In the elegant simplicity of Shrewsbury’s Unitarian Church, Miloš Milivojević delighted his capacity audience with an hour of virtuosic accordion playing. His career has taken him around the world and unsurprisingly won countless awards.
Viktor Vlasov, who was born in 1930, composed for accordion “Five Sights on Country Gulag”. The work was inspired by the novels of three Soviet writers including Solzhenitsyn. Although it is many years since I read the works of that brilliant and courageous genius, the memory of those extraordinary books came flooding back; the history of this dark period in history should never be forgotten. The music, in five sections, depicts aspects of life in the gulag; it opens with a depiction of a long winter’s night which produced a howling wind which one would never expect to hear from a musical instrument. Every movement could be imagined as cinematic image; indeed, the programme notes said it is not a “comfortable” but it gave Milos many opportunities to display his technical wizardry.

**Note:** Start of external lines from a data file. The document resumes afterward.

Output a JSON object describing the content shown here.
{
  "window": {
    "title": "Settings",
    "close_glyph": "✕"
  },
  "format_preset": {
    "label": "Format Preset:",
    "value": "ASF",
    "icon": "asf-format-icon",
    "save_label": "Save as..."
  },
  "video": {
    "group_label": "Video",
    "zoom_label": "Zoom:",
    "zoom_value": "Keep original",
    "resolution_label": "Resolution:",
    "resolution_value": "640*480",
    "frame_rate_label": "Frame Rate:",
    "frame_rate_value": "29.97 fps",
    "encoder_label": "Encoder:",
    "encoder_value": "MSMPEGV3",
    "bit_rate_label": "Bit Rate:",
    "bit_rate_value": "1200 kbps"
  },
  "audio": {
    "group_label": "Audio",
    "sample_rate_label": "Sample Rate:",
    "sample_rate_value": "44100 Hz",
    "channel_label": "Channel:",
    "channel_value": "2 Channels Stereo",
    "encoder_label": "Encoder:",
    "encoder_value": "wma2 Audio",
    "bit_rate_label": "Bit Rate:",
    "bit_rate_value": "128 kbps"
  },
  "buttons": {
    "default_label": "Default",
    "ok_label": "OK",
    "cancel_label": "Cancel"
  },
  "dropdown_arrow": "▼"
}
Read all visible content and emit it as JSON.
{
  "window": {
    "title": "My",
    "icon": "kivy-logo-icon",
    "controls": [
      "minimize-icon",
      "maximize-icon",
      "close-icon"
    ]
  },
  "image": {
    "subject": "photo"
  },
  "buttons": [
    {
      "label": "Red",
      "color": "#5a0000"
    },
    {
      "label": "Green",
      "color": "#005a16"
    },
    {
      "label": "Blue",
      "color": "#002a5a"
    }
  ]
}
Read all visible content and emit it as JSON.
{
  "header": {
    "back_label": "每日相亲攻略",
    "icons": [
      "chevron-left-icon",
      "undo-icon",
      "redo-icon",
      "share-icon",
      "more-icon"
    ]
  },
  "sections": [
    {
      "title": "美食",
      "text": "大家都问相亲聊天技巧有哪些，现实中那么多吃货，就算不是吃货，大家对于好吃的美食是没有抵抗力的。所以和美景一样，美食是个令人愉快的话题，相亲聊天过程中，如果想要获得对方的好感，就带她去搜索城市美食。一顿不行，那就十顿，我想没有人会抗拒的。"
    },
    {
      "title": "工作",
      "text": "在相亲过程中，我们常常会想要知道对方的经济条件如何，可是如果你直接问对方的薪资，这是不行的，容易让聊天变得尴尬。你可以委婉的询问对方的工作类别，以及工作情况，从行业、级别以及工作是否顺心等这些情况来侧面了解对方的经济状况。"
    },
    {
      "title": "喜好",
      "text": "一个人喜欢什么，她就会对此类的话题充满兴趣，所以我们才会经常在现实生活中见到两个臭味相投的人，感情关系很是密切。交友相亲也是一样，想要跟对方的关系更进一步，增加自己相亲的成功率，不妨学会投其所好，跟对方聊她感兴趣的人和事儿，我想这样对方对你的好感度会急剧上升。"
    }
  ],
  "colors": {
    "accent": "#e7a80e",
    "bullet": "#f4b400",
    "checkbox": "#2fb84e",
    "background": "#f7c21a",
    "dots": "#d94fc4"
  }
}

JS Bach provided a contrast. In the early 18th century he wrote a group of 46 short organ chorale preludes which he collected under the title “The Little Organ Book”. They are so short that all 46 can be recorded on a single CD. Miloš played “I call to you, Lord Jesus Christ”. In just a few minutes the beauty of the composition, the skill of the performance and the ambience of the venue coalesced to give us an experience of music at its most sublime. Bach headed the title page of the collection as being to the Praise of God; in his playing, Miloš showed us how he could penetrate to the very soul of this exquisite music.
The rest of the programme was an eclectic mix. There was a piece by Semenov, a contemporary composer, often used in international accordion competitions-great for a fireworks display! There were two Scarlatti Sonatas often heard on the harpsichord which went at a cracking pace; a brilliant atmosphere was created in “Asturias” by Albeniz, “Interieur” by contemporary French composer Franck Angelis which was rhythmically exciting.

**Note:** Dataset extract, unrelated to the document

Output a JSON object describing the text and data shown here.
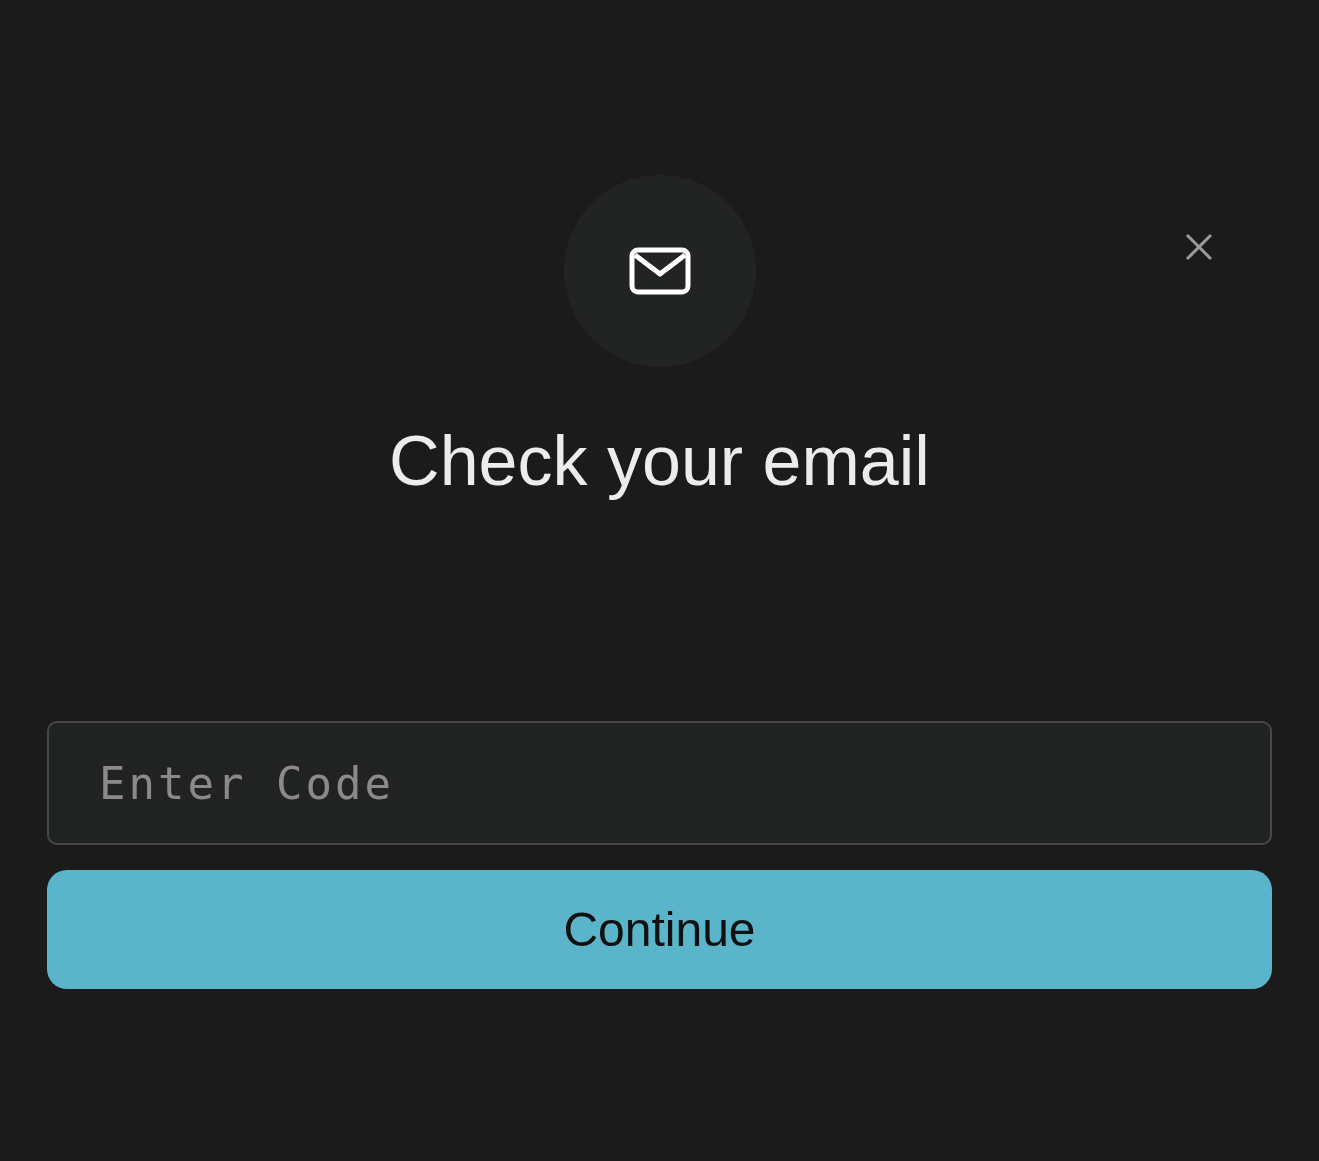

But the final work of the programme was “Libertango” by Piazzolla. What a fitting end – it was sheer brilliance and set many a foot tapping! The composition also allows the performer scope for improvisation, licence which Miloš exploited. It has all the hallmarks of a Piazzolla piece: dynamic contrasts, great tunes and sheer energy. It brought a brilliant concert to a thrilling end and vindicated Shropshire Music Trust’s policy of bringing the widest variety of music to their appreciative audiences.
The next concert will be on Friday 10th March at 7.30 in St. Alkmund’s Church when the Carducci String Quartet will present a profile of Shostakovich based on his life and letters.